Je demande maintenant à tout homme de bonne foi s’il y a du communisme dans les conclusions qui terminent le manifeste incriminé : « Polonais, plus d’aristocratie, plus de privilèges d’aucun genre ! Dès ce moment nous sommes tous égaux, puisque nous sommes tous enfans d’une seule mère, la patrie, et d’un seul père, le Dieu qui règne au ciel. Invoquons-le, il nous bénira et nous fera vaincre. Nous sommes vingt millions, levons-nous comme un seul homme, et nous aurons une liberté comme il n’y en a encore jamais eu sur la terre. » C’est un grand, un vif enthousiasme qui a dicté ces dernières paroles, mais cet enthousiasme n’a rien d’anti-social ; il prouve, chez les insurgés, un noble désir d’associer leur cause à celle de tous les peuples. Que les Slaves veuillent conquérir un système de liberté plus large que celui de l’Europe constitutionnelle, qu’ils veuillent dilater ce vieux système en y faisant entrer l’idée slave comme auxiliaire de l’idée française, est donc là un crime ?

Les Slaves de tous les pays sont convaincus qu’ils ne peuvent s’affranchir qu’à l’aide d’un nouveau 89. Leur noblesse désire prendre l’initiative de cette révolution, qui doit être à la fois sociale et politique ; elle veut l’accomplir généreusement, en descendant vers les classes inférieures, ou plutôt en les élevant toutes jusqu’à elle. Elle entend que la révolution slave différera de celle de France sur ce point, qu’au lieu de laisser la bourgeoisie et le tiers-état commencer, comme lors du serment du jeu de paume, les nobles et les prêtres commenceront, et marcheront en avant du peuple. C’est malheureusement ce que n’a pas compris le paysan polonais. Dans l’ignorance profonde où le maintiennent forcément ses oppresseurs, il n’a pas su distinguer le langage franc de ses gentilshommes d’avec le langage empoisonné des agens provocateurs. Il a donc partout répondu par la défiance au cri insurrectionnel des nobles.
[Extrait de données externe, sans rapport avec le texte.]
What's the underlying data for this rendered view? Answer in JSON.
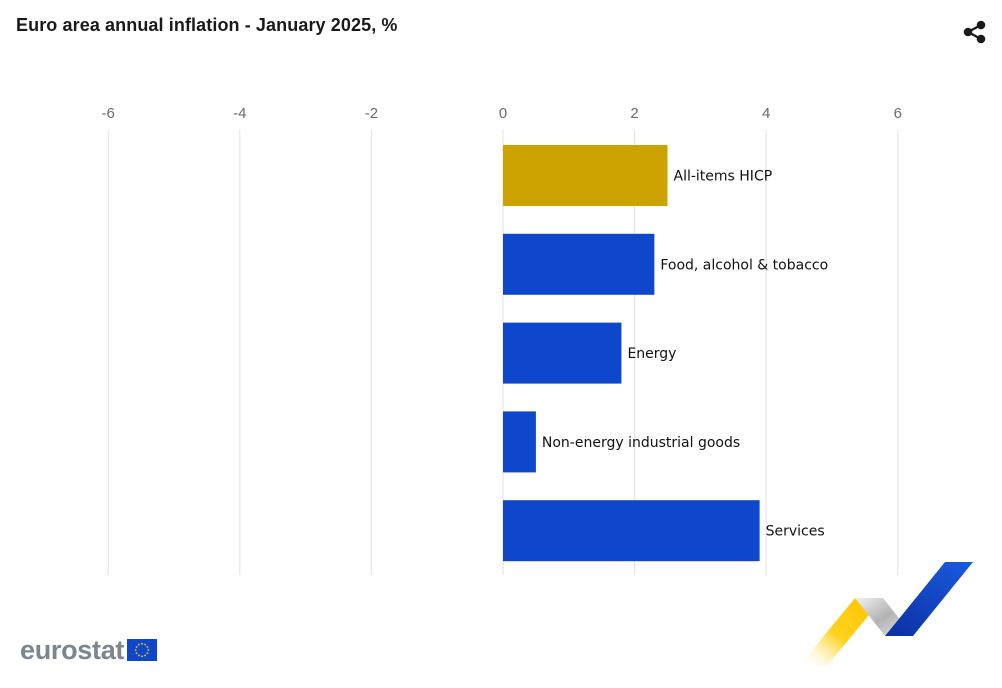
{
  "header": {
    "title": "Euro area annual inflation - January 2025, %",
    "share_icon": "share-icon"
  },
  "branding": {
    "logo_text": "eurostat",
    "flag_icon": "eu-flag-icon",
    "decoration_icon": "eurostat-swoosh-icon"
  },
  "chart_data": {
    "type": "bar",
    "orientation": "horizontal",
    "title": "Euro area annual inflation - January 2025, %",
    "xlabel": "",
    "ylabel": "",
    "xlim": [
      -6,
      6
    ],
    "x_ticks": [
      -6,
      -4,
      -2,
      0,
      2,
      4,
      6
    ],
    "grid": true,
    "categories": [
      "All-items HICP",
      "Food, alcohol & tobacco",
      "Energy",
      "Non-energy industrial goods",
      "Services"
    ],
    "values": [
      2.5,
      2.3,
      1.8,
      0.5,
      3.9
    ],
    "colors": [
      "#cca300",
      "#0e47cb",
      "#0e47cb",
      "#0e47cb",
      "#0e47cb"
    ],
    "gridline_color": "#e6e6e6"
  }
}
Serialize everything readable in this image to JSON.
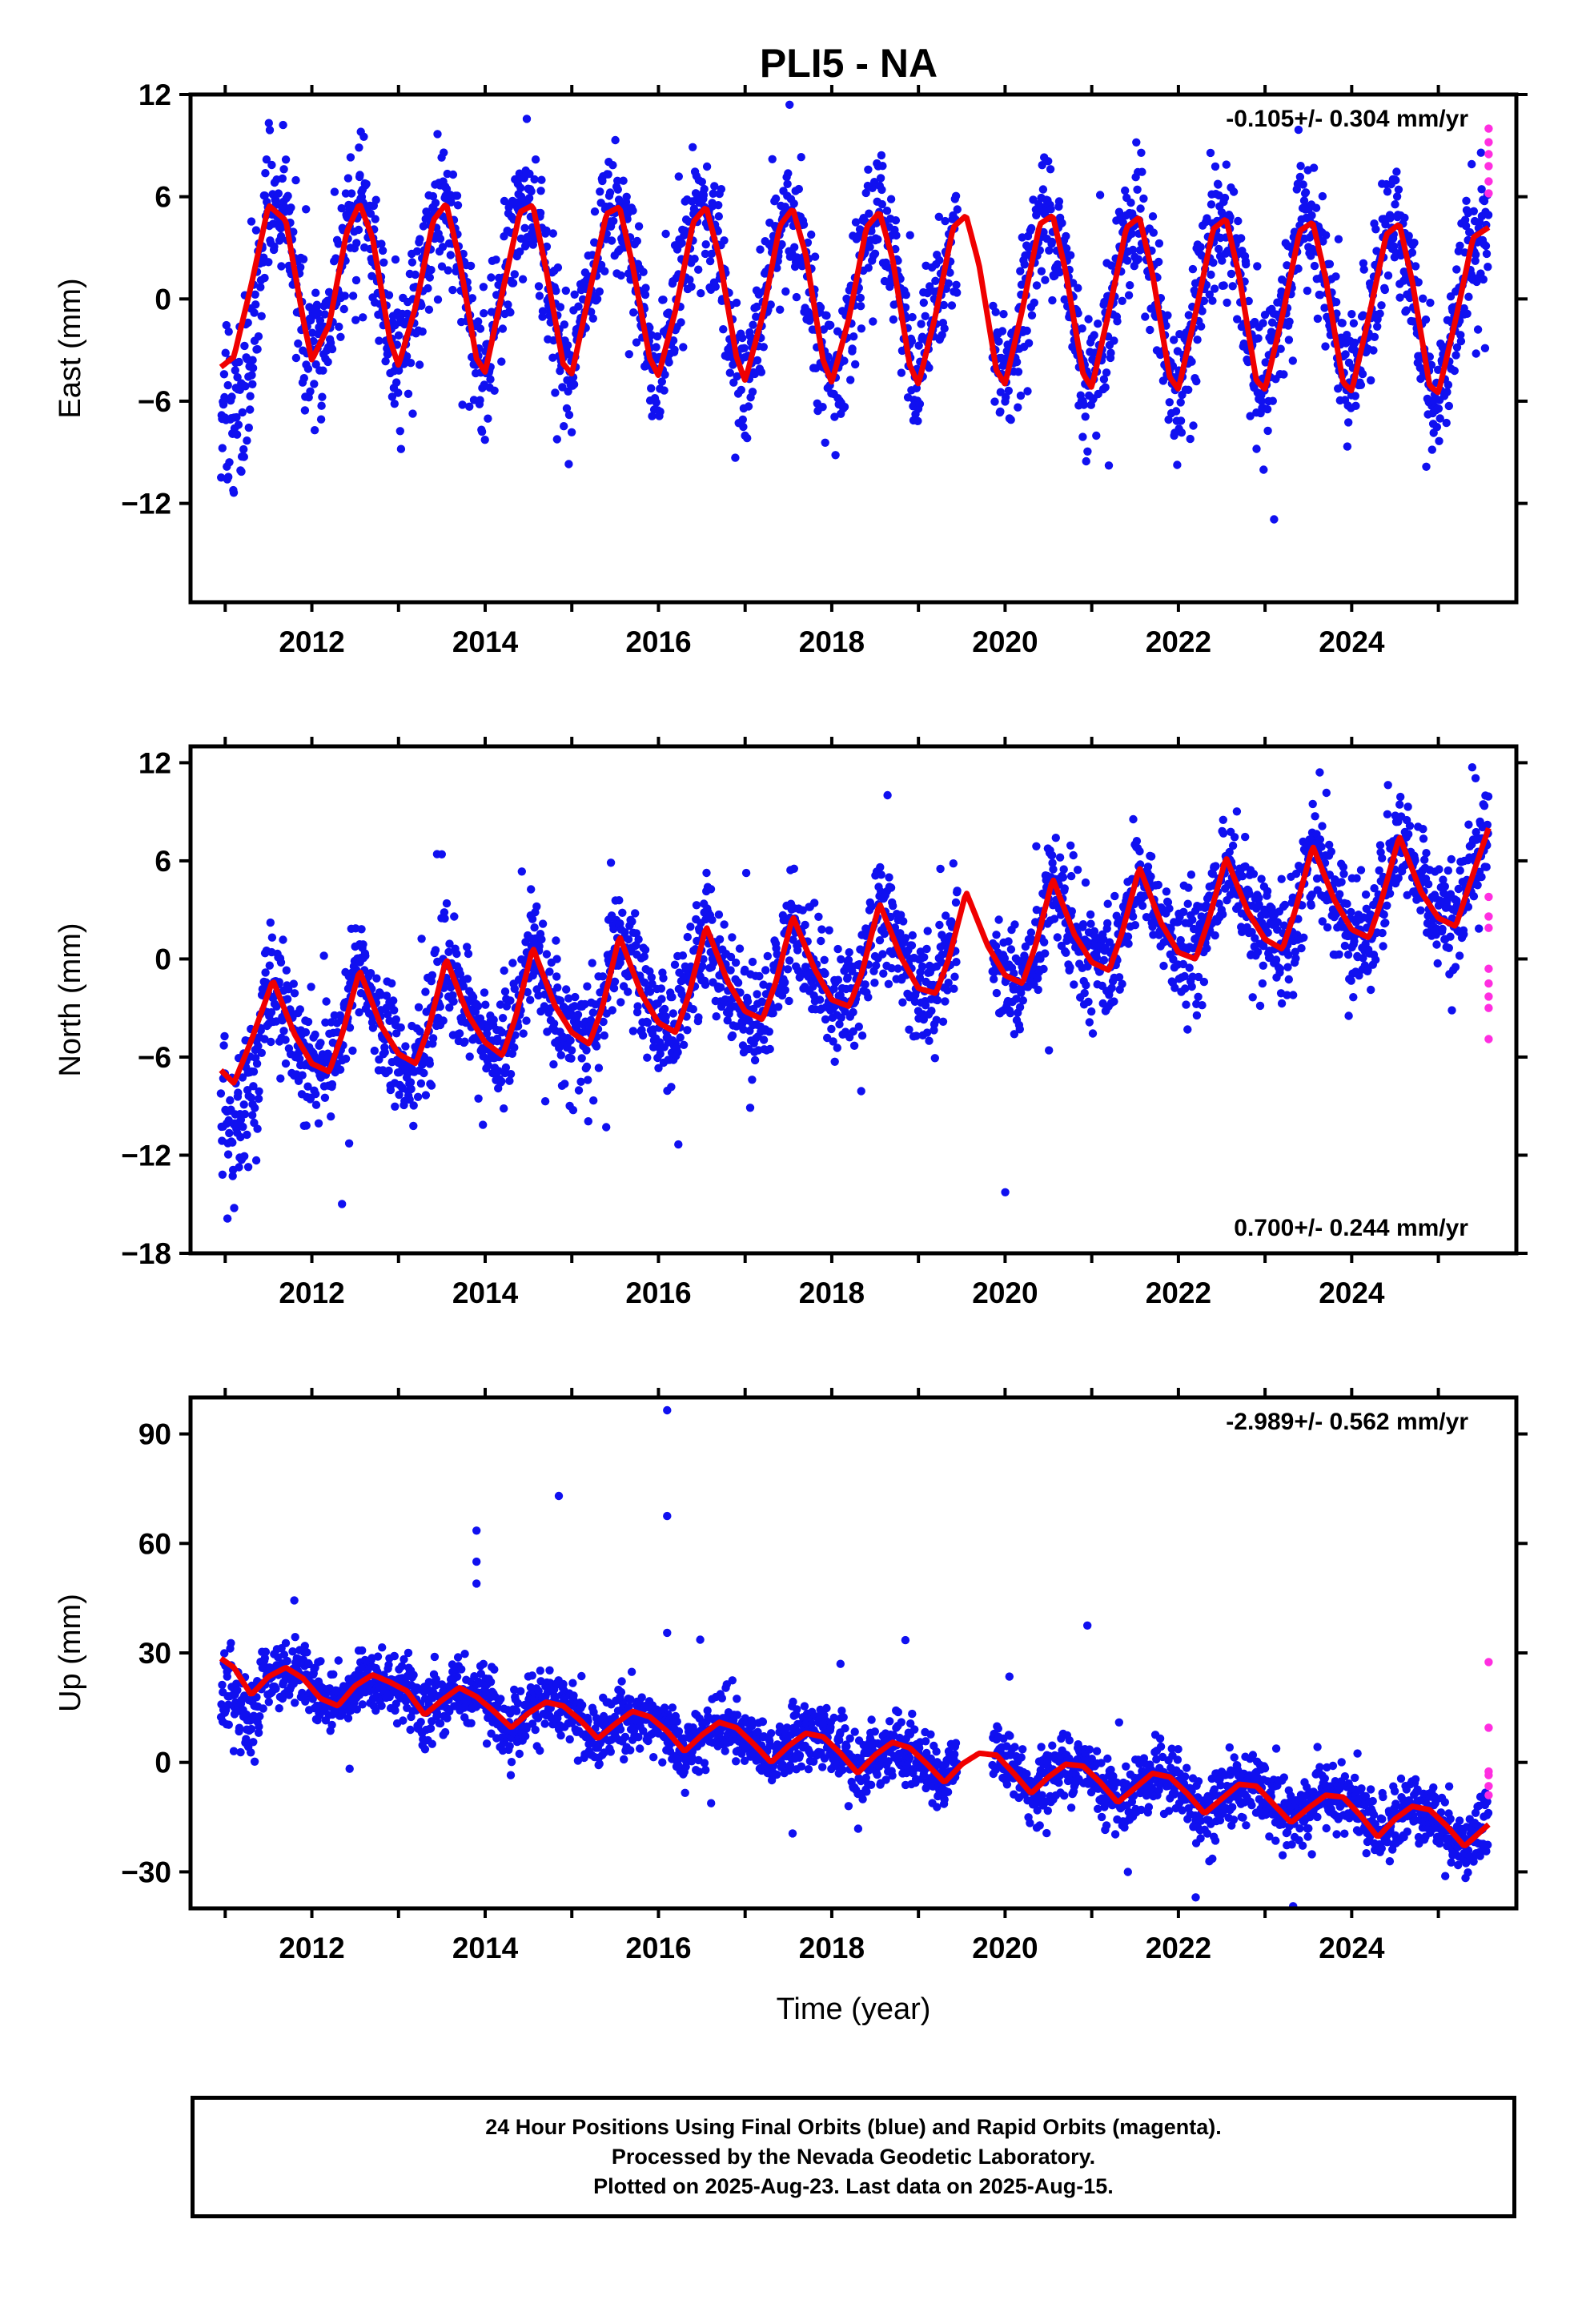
{
  "title": "PLI5 - NA",
  "colors": {
    "final": "#1010f0",
    "rapid": "#ff2ee0",
    "model": "#f00000",
    "axes": "#000000"
  },
  "chart_data": [
    {
      "type": "scatter",
      "component": "east",
      "ylabel": "East (mm)",
      "xlabel": "",
      "xlim": [
        2010.6,
        2025.9
      ],
      "ylim": [
        -17.8,
        12.0
      ],
      "yticks": [
        12,
        6,
        0,
        -6,
        -12
      ],
      "ytick_labels": [
        "12",
        "6",
        "0",
        "−6",
        "−12"
      ],
      "xticks": [
        2012,
        2014,
        2016,
        2018,
        2020,
        2022,
        2024
      ],
      "xtick_labels": [
        "2012",
        "2014",
        "2016",
        "2018",
        "2020",
        "2022",
        "2024"
      ],
      "rate_label": "-0.105+/- 0.304 mm/yr",
      "rate_position": "top-right",
      "series": [
        {
          "name": "Final Orbits",
          "color": "blue",
          "kind": "points",
          "x_range": [
            2010.95,
            2025.58
          ],
          "amplitude_mm": 5.0,
          "trend_mm_per_yr": -0.105,
          "scatter_mm": 1.9
        },
        {
          "name": "Rapid Orbits",
          "color": "magenta",
          "kind": "points",
          "x": [
            2025.58,
            2025.58,
            2025.58,
            2025.58,
            2025.58,
            2025.58
          ],
          "y": [
            10.0,
            9.2,
            8.5,
            7.8,
            6.9,
            6.2
          ]
        },
        {
          "name": "Model",
          "color": "red",
          "kind": "line",
          "x": [
            2010.95,
            2011.1,
            2011.3,
            2011.5,
            2011.7,
            2011.9,
            2012.0,
            2012.2,
            2012.4,
            2012.55,
            2012.7,
            2012.9,
            2013.0,
            2013.2,
            2013.4,
            2013.55,
            2013.7,
            2013.9,
            2014.0,
            2014.2,
            2014.4,
            2014.55,
            2014.7,
            2014.9,
            2015.0,
            2015.2,
            2015.4,
            2015.55,
            2015.7,
            2015.9,
            2016.0,
            2016.2,
            2016.4,
            2016.55,
            2016.7,
            2016.9,
            2017.0,
            2017.2,
            2017.4,
            2017.55,
            2017.7,
            2017.9,
            2018.0,
            2018.2,
            2018.4,
            2018.55,
            2018.7,
            2018.9,
            2019.0,
            2019.2,
            2019.4,
            2019.55,
            2019.7,
            2019.9,
            2020.0,
            2020.2,
            2020.4,
            2020.55,
            2020.7,
            2020.9,
            2021.0,
            2021.2,
            2021.4,
            2021.55,
            2021.7,
            2021.9,
            2022.0,
            2022.2,
            2022.4,
            2022.55,
            2022.7,
            2022.9,
            2023.0,
            2023.2,
            2023.4,
            2023.55,
            2023.7,
            2023.9,
            2024.0,
            2024.2,
            2024.4,
            2024.55,
            2024.7,
            2024.9,
            2025.0,
            2025.2,
            2025.4,
            2025.58
          ],
          "y": [
            -4.0,
            -3.4,
            0.8,
            5.5,
            4.6,
            -1.2,
            -3.6,
            -1.5,
            3.9,
            5.6,
            3.6,
            -2.4,
            -3.9,
            -0.4,
            4.6,
            5.6,
            2.4,
            -3.5,
            -4.3,
            0.4,
            5.1,
            5.5,
            1.8,
            -3.8,
            -4.4,
            0.3,
            5.0,
            5.4,
            2.0,
            -3.5,
            -4.5,
            -0.6,
            4.5,
            5.4,
            2.5,
            -3.4,
            -4.8,
            -1.0,
            4.3,
            5.3,
            2.6,
            -3.6,
            -4.9,
            -1.1,
            4.2,
            5.1,
            2.4,
            -3.9,
            -5.0,
            -0.9,
            4.2,
            4.9,
            2.0,
            -4.2,
            -5.0,
            -0.6,
            4.4,
            4.9,
            1.6,
            -4.4,
            -5.2,
            -0.7,
            4.2,
            4.8,
            1.5,
            -4.6,
            -5.3,
            -0.8,
            4.1,
            4.7,
            1.4,
            -4.8,
            -5.3,
            -1.0,
            4.0,
            4.5,
            1.2,
            -4.9,
            -5.4,
            -1.0,
            3.8,
            4.4,
            1.0,
            -5.1,
            -5.5,
            -1.2,
            3.6,
            4.2
          ]
        }
      ]
    },
    {
      "type": "scatter",
      "component": "north",
      "ylabel": "North (mm)",
      "xlabel": "",
      "xlim": [
        2010.6,
        2025.9
      ],
      "ylim": [
        -18.0,
        13.0
      ],
      "yticks": [
        12,
        6,
        0,
        -6,
        -12,
        -18
      ],
      "ytick_labels": [
        "12",
        "6",
        "0",
        "−6",
        "−12",
        "−18"
      ],
      "xticks": [
        2012,
        2014,
        2016,
        2018,
        2020,
        2022,
        2024
      ],
      "xtick_labels": [
        "2012",
        "2014",
        "2016",
        "2018",
        "2020",
        "2022",
        "2024"
      ],
      "rate_label": "0.700+/- 0.244 mm/yr",
      "rate_position": "bottom-right",
      "series": [
        {
          "name": "Final Orbits",
          "color": "blue",
          "kind": "points",
          "x_range": [
            2010.95,
            2025.58
          ],
          "amplitude_mm": 2.8,
          "trend_mm_per_yr": 0.7,
          "scatter_mm": 1.7
        },
        {
          "name": "Rapid Orbits",
          "color": "magenta",
          "kind": "points",
          "x": [
            2025.58,
            2025.58,
            2025.58,
            2025.58,
            2025.58,
            2025.58,
            2025.58,
            2025.58
          ],
          "y": [
            3.8,
            2.6,
            1.9,
            -0.6,
            -1.5,
            -2.3,
            -3.0,
            -4.9
          ]
        },
        {
          "name": "Model",
          "color": "red",
          "kind": "line",
          "x": [
            2010.95,
            2011.1,
            2011.3,
            2011.55,
            2011.8,
            2012.0,
            2012.2,
            2012.35,
            2012.55,
            2012.8,
            2013.0,
            2013.2,
            2013.35,
            2013.55,
            2013.8,
            2014.0,
            2014.2,
            2014.35,
            2014.55,
            2014.8,
            2015.0,
            2015.2,
            2015.35,
            2015.55,
            2015.8,
            2016.0,
            2016.2,
            2016.35,
            2016.55,
            2016.8,
            2017.0,
            2017.2,
            2017.35,
            2017.55,
            2017.8,
            2018.0,
            2018.2,
            2018.35,
            2018.55,
            2018.8,
            2019.0,
            2019.2,
            2019.35,
            2019.55,
            2019.8,
            2020.0,
            2020.2,
            2020.35,
            2020.55,
            2020.8,
            2021.0,
            2021.2,
            2021.35,
            2021.55,
            2021.8,
            2022.0,
            2022.2,
            2022.35,
            2022.55,
            2022.8,
            2023.0,
            2023.2,
            2023.35,
            2023.55,
            2023.8,
            2024.0,
            2024.2,
            2024.35,
            2024.55,
            2024.8,
            2025.0,
            2025.2,
            2025.35,
            2025.58
          ],
          "y": [
            -6.8,
            -7.6,
            -5.0,
            -1.3,
            -4.6,
            -6.4,
            -6.9,
            -4.6,
            -0.7,
            -4.1,
            -5.8,
            -6.4,
            -4.2,
            0.0,
            -3.4,
            -5.1,
            -5.9,
            -3.6,
            0.7,
            -2.8,
            -4.5,
            -5.2,
            -3.0,
            1.4,
            -2.1,
            -3.9,
            -4.5,
            -2.2,
            2.0,
            -1.4,
            -3.2,
            -3.7,
            -1.5,
            2.6,
            -0.6,
            -2.5,
            -2.9,
            -0.8,
            3.4,
            0.1,
            -1.8,
            -2.1,
            0.0,
            4.1,
            0.8,
            -1.0,
            -1.5,
            0.8,
            4.9,
            1.5,
            -0.2,
            -0.7,
            1.6,
            5.6,
            2.2,
            0.4,
            0.0,
            2.4,
            6.2,
            2.9,
            1.2,
            0.6,
            3.0,
            6.9,
            3.6,
            1.8,
            1.3,
            3.7,
            7.5,
            4.1,
            2.5,
            2.0,
            4.4,
            8.0
          ]
        }
      ]
    },
    {
      "type": "scatter",
      "component": "up",
      "ylabel": "Up (mm)",
      "xlabel": "Time (year)",
      "xlim": [
        2010.6,
        2025.9
      ],
      "ylim": [
        -40.0,
        100.0
      ],
      "yticks": [
        90,
        60,
        30,
        0,
        -30
      ],
      "ytick_labels": [
        "90",
        "60",
        "30",
        "0",
        "−30"
      ],
      "xticks": [
        2012,
        2014,
        2016,
        2018,
        2020,
        2022,
        2024
      ],
      "xtick_labels": [
        "2012",
        "2014",
        "2016",
        "2018",
        "2020",
        "2022",
        "2024"
      ],
      "rate_label": "-2.989+/- 0.562 mm/yr",
      "rate_position": "top-right",
      "series": [
        {
          "name": "Final Orbits",
          "color": "blue",
          "kind": "points",
          "x_range": [
            2010.95,
            2025.58
          ],
          "amplitude_mm": 4.5,
          "trend_mm_per_yr": -2.989,
          "scatter_mm": 4.5,
          "outliers_x": [
            2013.9,
            2013.9,
            2013.9,
            2014.85,
            2016.1,
            2016.1,
            2016.1,
            2020.05,
            2020.95,
            2022.2,
            2018.85,
            2018.1
          ],
          "outliers_y": [
            63.5,
            55.0,
            49.0,
            73.0,
            96.5,
            67.5,
            35.5,
            23.5,
            37.5,
            -37.0,
            33.5,
            27.0
          ]
        },
        {
          "name": "Rapid Orbits",
          "color": "magenta",
          "kind": "points",
          "x": [
            2025.58,
            2025.58,
            2025.58,
            2025.58,
            2025.58,
            2025.58
          ],
          "y": [
            27.5,
            9.5,
            -2.5,
            -3.5,
            -6.5,
            -9.0
          ]
        },
        {
          "name": "Model",
          "color": "red",
          "kind": "line",
          "x": [
            2010.95,
            2011.1,
            2011.3,
            2011.5,
            2011.7,
            2011.9,
            2012.1,
            2012.3,
            2012.5,
            2012.7,
            2012.9,
            2013.1,
            2013.3,
            2013.5,
            2013.7,
            2013.9,
            2014.1,
            2014.3,
            2014.5,
            2014.7,
            2014.9,
            2015.1,
            2015.3,
            2015.5,
            2015.7,
            2015.9,
            2016.1,
            2016.3,
            2016.5,
            2016.7,
            2016.9,
            2017.1,
            2017.3,
            2017.5,
            2017.7,
            2017.9,
            2018.1,
            2018.3,
            2018.5,
            2018.7,
            2018.9,
            2019.1,
            2019.3,
            2019.5,
            2019.7,
            2019.9,
            2020.1,
            2020.3,
            2020.5,
            2020.7,
            2020.9,
            2021.1,
            2021.3,
            2021.5,
            2021.7,
            2021.9,
            2022.1,
            2022.3,
            2022.5,
            2022.7,
            2022.9,
            2023.1,
            2023.3,
            2023.5,
            2023.7,
            2023.9,
            2024.1,
            2024.3,
            2024.5,
            2024.7,
            2024.9,
            2025.1,
            2025.3,
            2025.58
          ],
          "y": [
            28.5,
            26.0,
            18.5,
            23.5,
            26.0,
            23.0,
            17.5,
            15.5,
            21.0,
            24.0,
            22.0,
            19.5,
            13.0,
            17.0,
            20.5,
            18.0,
            14.0,
            9.5,
            13.5,
            16.5,
            15.5,
            11.5,
            6.5,
            10.5,
            14.0,
            12.5,
            8.5,
            3.0,
            7.5,
            11.0,
            9.5,
            5.0,
            0.0,
            4.5,
            8.0,
            7.0,
            2.5,
            -3.0,
            2.0,
            5.5,
            4.0,
            -0.5,
            -5.5,
            -0.5,
            2.5,
            2.0,
            -3.0,
            -8.5,
            -4.0,
            -0.5,
            -1.0,
            -5.5,
            -11.0,
            -7.0,
            -3.0,
            -4.0,
            -8.5,
            -14.0,
            -10.0,
            -6.0,
            -6.5,
            -11.5,
            -16.5,
            -12.5,
            -9.0,
            -9.5,
            -14.5,
            -20.5,
            -15.5,
            -12.0,
            -13.0,
            -17.5,
            -23.0,
            -17.0
          ]
        }
      ]
    }
  ],
  "footer": {
    "line1": "24 Hour Positions Using Final Orbits (blue) and Rapid Orbits (magenta).",
    "line2": "Processed by the Nevada Geodetic Laboratory.",
    "line3": "Plotted on 2025-Aug-23. Last data on 2025-Aug-15."
  }
}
L’explosion a été par là, sinon étouffée, du moins considérablement amortie. L’Autriche a profité du premier moment de terreur pour répandre partout les accusations les plus absurdes, et, voyant qu’elles trouvaient créance, le cabinet impérial a lancé enfin dans la plus grande partie de la Gallicie des proclamations qui assimilaient aux

  1. Voyez, dans la livraison du 15 août 1845, l’article sur les Diètes slaves et le Mouvement unitaire de l’Europe orientale.